Rusya Devlet Duması Dış İlişkiler Komitesi Başkanı Leonid Slutskiy, Almanya Başbakanı Friedrich Merz’in, İsrail’in İran’a yönelik füze saldırılarını “diğer tüm Batılılar adına kirli işi yaptığını” söyleyen ifadelerine sert tepki gösterdi. Slutskiy, Merz’in söylemini “sıradan bir faşizm” ve “kendi iktidar hırsları uğruna insan hayatlarını hiçe saymak” olarak nitelendirdi.
Slutskiy, Telegram kanalında yaptığı açıklamada, “Avrupa şahincilerinin kendi kendini ele verişi: Almanya Başbakanı Merz, İsrail’in İran’a yönelik füze saldırılarıyla ‘diğer tüm Batılılar adına kirli işi yaptığını’ söyledi. Benzer ifadeleri daha önce neonazist Kiev rejiminin vahşetini savunan ‘avukatlardan’ da duymuştuk. Onların sponsorları, Ukraynalıların ‘demokrasi ve özgürlüğü’ koruduğunu, Avrupa’nın da ‘Rus tehdidine’ karşı savunulduğunu söylüyorlardı. Gerçekte Merz’in söylemi, kendi iktidar hırsları uğruna insan hayatını hiçe sayan düpedüz bir faşizmdir. Bu tür politikacılar dünyayı uçurumun kenarına sürüklüyor” ifadelerini kullandı. Bu sert çıkış, Rusya’nın Batı’nın İsrail politikalarına yönelik artan eleştirilerini gözler önüne seriyor.
Slutskiy, olayların zor kullanılarak çözülmesini meşrulaştırmanın insanlığı felakete sürükleyeceğini belirtti. İran’ın nükleer programı sorununa askeri bir çözüm bulunmadığını vurgulayan Slutskiy, bu nedenle çok geç olmadan füze saldırılarının durdurulması ve müzakere sürecine geri dönülmesi gerektiğini ifade etti. Rus yetkili, harekete geçmek için artık sadece sayılı günler kaldığı uyarısında bulunarak, diplomatik çözümün aciliyetini bir kez daha dile getirdi.
İsrail, 13 Haziran gecesi, İran’ın “geri dönüşü olmayan bir eşiğe yaklaştığını” öne sürdüğü gizli bir askeri nükleer program yürüttüğü iddiasıyla askeri bir operasyon başlatmıştı. Hava bombardımanları ve sabotaj gruplarının saldırıları sonucunda, İran’daki nükleer tesisler, üst düzey generaller, önde gelen nükleer fizikçiler, hava üsleri, hava savunma sistemleri ve karadan karaya füzeler hedef alınmıştı.
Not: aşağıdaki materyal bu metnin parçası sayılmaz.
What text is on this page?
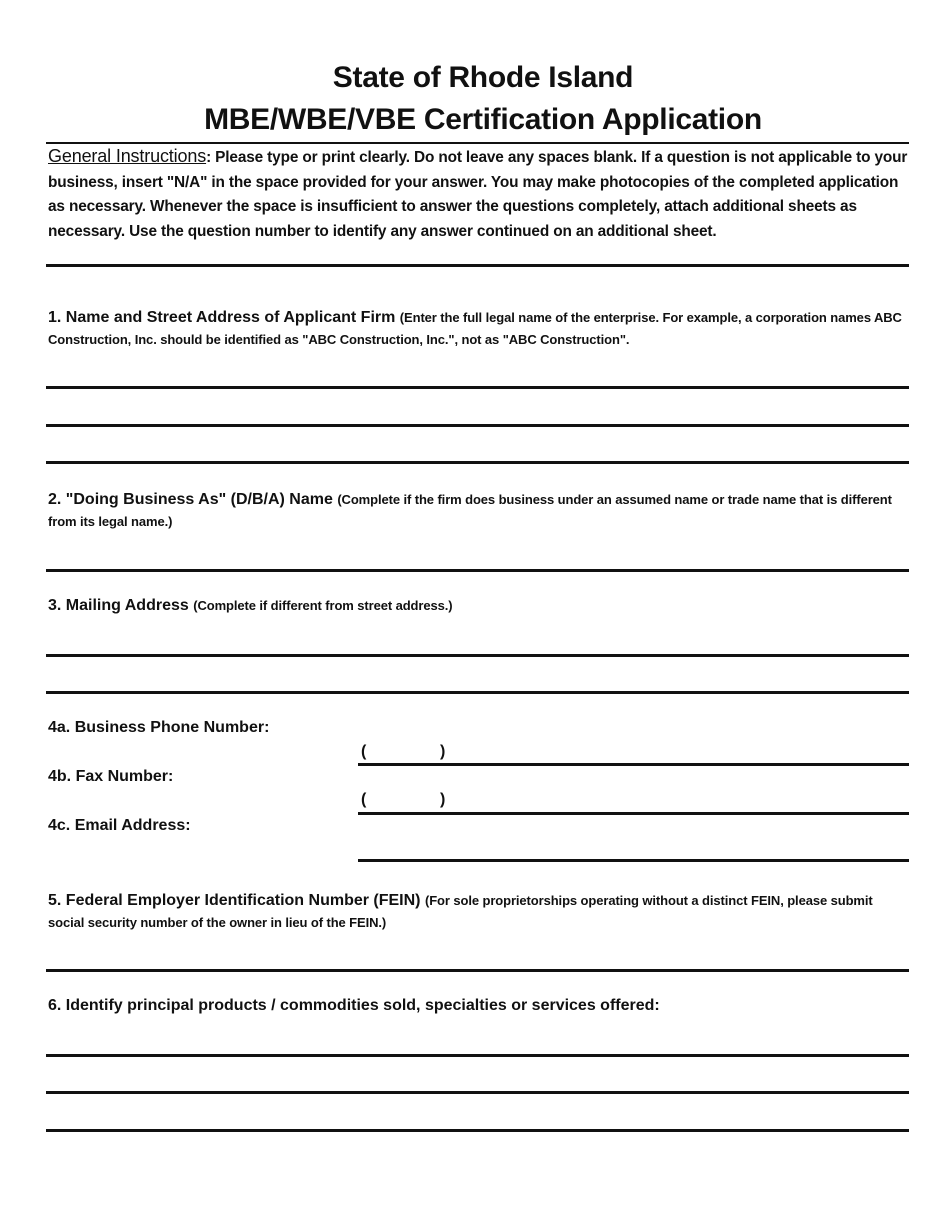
State of Rhode Island
MBE/WBE/VBE Certification Application
General Instructions: Please type or print clearly. Do not leave any spaces blank. If a question is not applicable to your business, insert "N/A" in the space provided for your answer. You may make photocopies of the completed application as necessary. Whenever the space is insufficient to answer the questions completely, attach additional sheets as necessary. Use the question number to identify any answer continued on an additional sheet.
1. Name and Street Address of Applicant Firm (Enter the full legal name of the enterprise. For example, a corporation names ABC Construction, Inc. should be identified as "ABC Construction, Inc.", not as "ABC Construction".
2. "Doing Business As" (D/B/A) Name (Complete if the firm does business under an assumed name or trade name that is different from its legal name.)
3. Mailing Address (Complete if different from street address.)
4a. Business Phone Number:
(	)
4b. Fax Number:
(	)
4c. Email Address:
5. Federal Employer Identification Number (FEIN) (For sole proprietorships operating without a distinct FEIN, please submit social security number of the owner in lieu of the FEIN.)
6. Identify principal products / commodities sold, specialties or services offered:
İran, nükleer programında askeri bir bileşen bulunduğu iddialarını reddederek, saldırılara füze salvoları ve insansız hava araçlarıyla karşılık vermiş, Tahran’ın hedefinde, İsrail’in askeri ve askeri-sanayi tesisleri yer almıştı. Her iki tarafın saldırılarında da sivil yerleşimlerin hedef alınması ve sivil kayıpların sayısının artması ise uluslararası toplumda büyük endişe yaratıyor.
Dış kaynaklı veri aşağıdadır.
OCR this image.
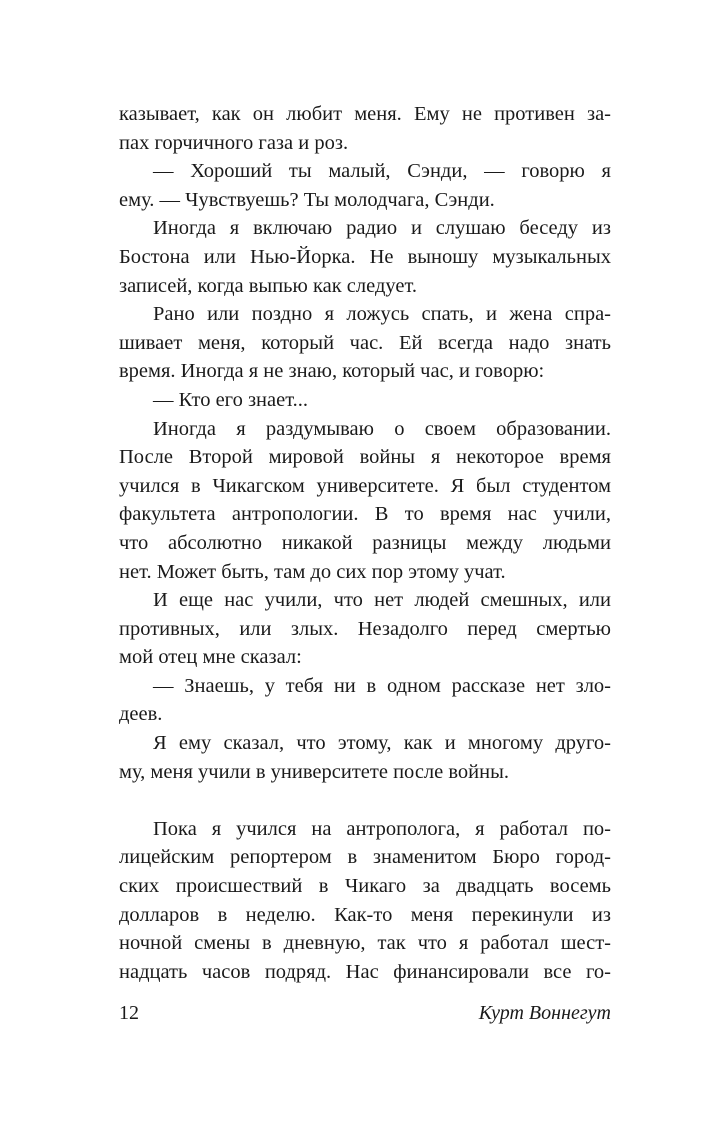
казывает, как он любит меня. Ему не противен за-
пах горчичного газа и роз.
— Хороший ты малый, Сэнди, — говорю я
ему. — Чувствуешь? Ты молодчага, Сэнди.
Иногда я включаю радио и слушаю беседу из
Бостона или Нью-Йорка. Не выношу музыкальных
записей, когда выпью как следует.
Рано или поздно я ложусь спать, и жена спра-
шивает меня, который час. Ей всегда надо знать
время. Иногда я не знаю, который час, и говорю:
— Кто его знает...
Иногда я раздумываю о своем образовании.
После Второй мировой войны я некоторое время
учился в Чикагском университете. Я был студентом
факультета антропологии. В то время нас учили,
что абсолютно никакой разницы между людьми
нет. Может быть, там до сих пор этому учат.
И еще нас учили, что нет людей смешных, или
противных, или злых. Незадолго перед смертью
мой отец мне сказал:
— Знаешь, у тебя ни в одном рассказе нет зло-
деев.
Я ему сказал, что этому, как и многому друго-
му, меня учили в университете после войны.
Пока я учился на антрополога, я работал по-
лицейским репортером в знаменитом Бюро город-
ских происшествий в Чикаго за двадцать восемь
долларов в неделю. Как-то меня перекинули из
ночной смены в дневную, так что я работал шест-
надцать часов подряд. Нас финансировали все го-
12	Курт Воннегут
Sivil Kayıplar Endişe Verici Boyutta
İsrail, İran’ın düzenlediği saldırılarda 20’den fazla kişinin hayatını kaybettiğini, 600’den fazla kişinin ise yaralandığını bildirmişti. İran Sağlık Bakanlığı verilerine göre ise, ülkede 220’den fazla kişi yaşamını yitirdiği, en az bin 800 kişinin yaralandığı belirtilmişti. İran’ın Rusya Büyükelçisi Kazem Celali ise yaklaşık 300 sivilin hayatını kaybettiğini açıklamıştı.
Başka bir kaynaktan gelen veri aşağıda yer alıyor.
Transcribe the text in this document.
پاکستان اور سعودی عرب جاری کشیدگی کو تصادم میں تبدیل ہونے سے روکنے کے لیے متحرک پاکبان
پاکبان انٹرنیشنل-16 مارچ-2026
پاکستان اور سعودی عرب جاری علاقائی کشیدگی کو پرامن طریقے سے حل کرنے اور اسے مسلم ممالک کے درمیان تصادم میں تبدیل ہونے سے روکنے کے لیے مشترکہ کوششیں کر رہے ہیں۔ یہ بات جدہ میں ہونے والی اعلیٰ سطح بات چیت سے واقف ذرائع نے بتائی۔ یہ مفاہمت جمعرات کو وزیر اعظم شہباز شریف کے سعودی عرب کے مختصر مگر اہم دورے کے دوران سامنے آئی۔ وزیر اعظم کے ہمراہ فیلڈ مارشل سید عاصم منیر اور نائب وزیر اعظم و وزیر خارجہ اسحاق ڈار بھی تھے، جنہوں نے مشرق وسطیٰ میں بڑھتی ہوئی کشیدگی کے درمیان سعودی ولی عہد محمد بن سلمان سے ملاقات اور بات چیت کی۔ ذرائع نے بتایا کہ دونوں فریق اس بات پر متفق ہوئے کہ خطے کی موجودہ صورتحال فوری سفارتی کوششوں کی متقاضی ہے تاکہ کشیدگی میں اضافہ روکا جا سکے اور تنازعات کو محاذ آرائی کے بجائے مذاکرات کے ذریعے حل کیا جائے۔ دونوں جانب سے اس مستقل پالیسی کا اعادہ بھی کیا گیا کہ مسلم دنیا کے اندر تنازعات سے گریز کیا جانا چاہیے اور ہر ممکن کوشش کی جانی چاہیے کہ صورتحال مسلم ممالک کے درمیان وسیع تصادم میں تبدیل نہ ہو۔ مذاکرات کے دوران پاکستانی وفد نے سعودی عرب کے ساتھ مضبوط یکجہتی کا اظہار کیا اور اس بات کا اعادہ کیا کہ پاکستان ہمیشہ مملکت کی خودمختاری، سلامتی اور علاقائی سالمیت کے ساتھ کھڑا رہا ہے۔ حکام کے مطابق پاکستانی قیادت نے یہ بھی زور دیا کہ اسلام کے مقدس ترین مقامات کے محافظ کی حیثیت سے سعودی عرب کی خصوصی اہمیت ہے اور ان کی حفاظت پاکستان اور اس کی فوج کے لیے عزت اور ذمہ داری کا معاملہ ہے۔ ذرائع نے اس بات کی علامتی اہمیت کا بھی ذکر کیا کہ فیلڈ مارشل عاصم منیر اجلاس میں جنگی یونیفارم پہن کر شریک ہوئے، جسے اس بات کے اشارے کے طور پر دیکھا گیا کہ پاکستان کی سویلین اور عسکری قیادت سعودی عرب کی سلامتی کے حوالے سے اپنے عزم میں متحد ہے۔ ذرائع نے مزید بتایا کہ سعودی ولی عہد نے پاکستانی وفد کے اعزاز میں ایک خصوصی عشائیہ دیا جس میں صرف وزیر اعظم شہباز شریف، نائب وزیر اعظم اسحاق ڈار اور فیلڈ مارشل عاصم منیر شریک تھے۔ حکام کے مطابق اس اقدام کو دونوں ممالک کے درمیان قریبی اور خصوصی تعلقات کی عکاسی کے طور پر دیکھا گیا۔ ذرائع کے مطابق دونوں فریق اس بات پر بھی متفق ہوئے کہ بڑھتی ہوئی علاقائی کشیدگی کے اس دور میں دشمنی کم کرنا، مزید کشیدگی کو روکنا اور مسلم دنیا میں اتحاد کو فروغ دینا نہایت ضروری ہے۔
İsrail ve İran, her gün karşılıklı olarak birçok kez saldırı düzenlemeye devam ediyor. İsrail yetkilileri, İran’ın nükleer programı tamamen ortadan kaldırılana kadar operasyonları sürdüreceklerini belirtirken; Tahran ise, İsrail bombardımanları durdurulana kadar İsrail’i vurmakla tehdit ediyor. Bu karşılıklı tehditler ve süregelen saldırılar, bölgedeki çatışmanın derinleştiğini ve diplomatik çözüm arayışlarının hız kazanması gerektiğini gösteriyor.